08/12/2022, 10:01 AM
Using spark with s3, there is a triple ( or a double depending on the output file commiter algorithm version) write for each output data which is painful on S3. I guess with lakeFS it could solve this kind of problem. Is it already the case ?
Oz Katz

Oz Katz

08/12/2022, 10:08 AM
Hey @Comte Frédéric ! Excellent question 🙂 we have an open proposal to provide such functionality using a custom Spark OutputCommitter
10:09 AM
If you have opinions or feedback we’d LOVE to hear them via an issue or pull request to the proposal.
c

Comte Frédéric

08/12/2022, 10:59 AM
Oz Katz

Oz Katz

08/12/2022, 11:02 AM
Yes!

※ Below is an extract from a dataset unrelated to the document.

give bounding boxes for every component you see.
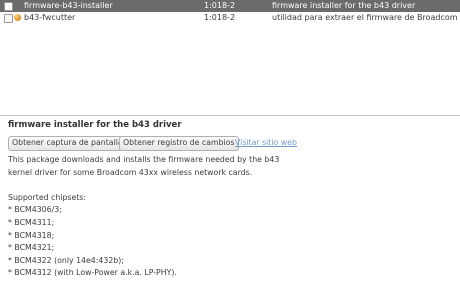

We'll probably support that using the lakeFS Hadoop Filesystem that does direct data access, as you mentioned above 🙂
11:02 AM
Are you already using lakeFS?
c

Comte Frédéric

08/12/2022, 11:03 AM
not really, just offer this new service on my dataplatform
11:04 AM
and thinking how to use it for my users
Ariel Shaqed (Scolnicov)

Ariel Shaqed (Scolnicov)

08/12/2022, 2:56 PM
As @Oz Katz says, it will be offered as part of lakeFSFS. But you're right it might work separately... In a sense it will be easier to use with lakeFSFS than without! In both cases you need credentials for lakeFS and for S3, the only difference will be in wiring up the proposed LakeFSOutputCommitter. It turns out that this is easiest to configure by FileSystem. I plan us to start by offering just on top of lakeFSFS; if people make a case for using it with S3AFileSystem then we'll see how to add it.
2:04 PM
Forgot to add: For S3 itself, new Spark versions provide the "magic outputcommitter" that is supposed to be quite good. It depends on the new consistent behaviour of S3. I sometimes find myself bewildered by the Spark/Hadoop support matrix for enabling this feature safely. (Also it might not work for other "S3-compatible" object stores, if those are not consistent.)
c

Comte Frédéric

09/08/2022, 10:54 AM
Yes, we enabled magic commiter by default in our datalab
10:57 AM
but it's writing file in S3 , with the lakefsoutputcommiter it will not
Ariel Shaqed (Scolnicov)

Ariel Shaqed (Scolnicov)

09/08/2022, 12:13 PM
Indeed -- I do not expect the magic committer to work with LakeFSFS (and indeed LakeFSFS does not report it is magic-capable). I am building the case for adding the above OutputCommitter to LakeFSFS on the potential wins PR. Could you help me add your use-case (ideally with its expected scale) to this PR? It will help me boost its priority. (Applies to any potential users, of course!)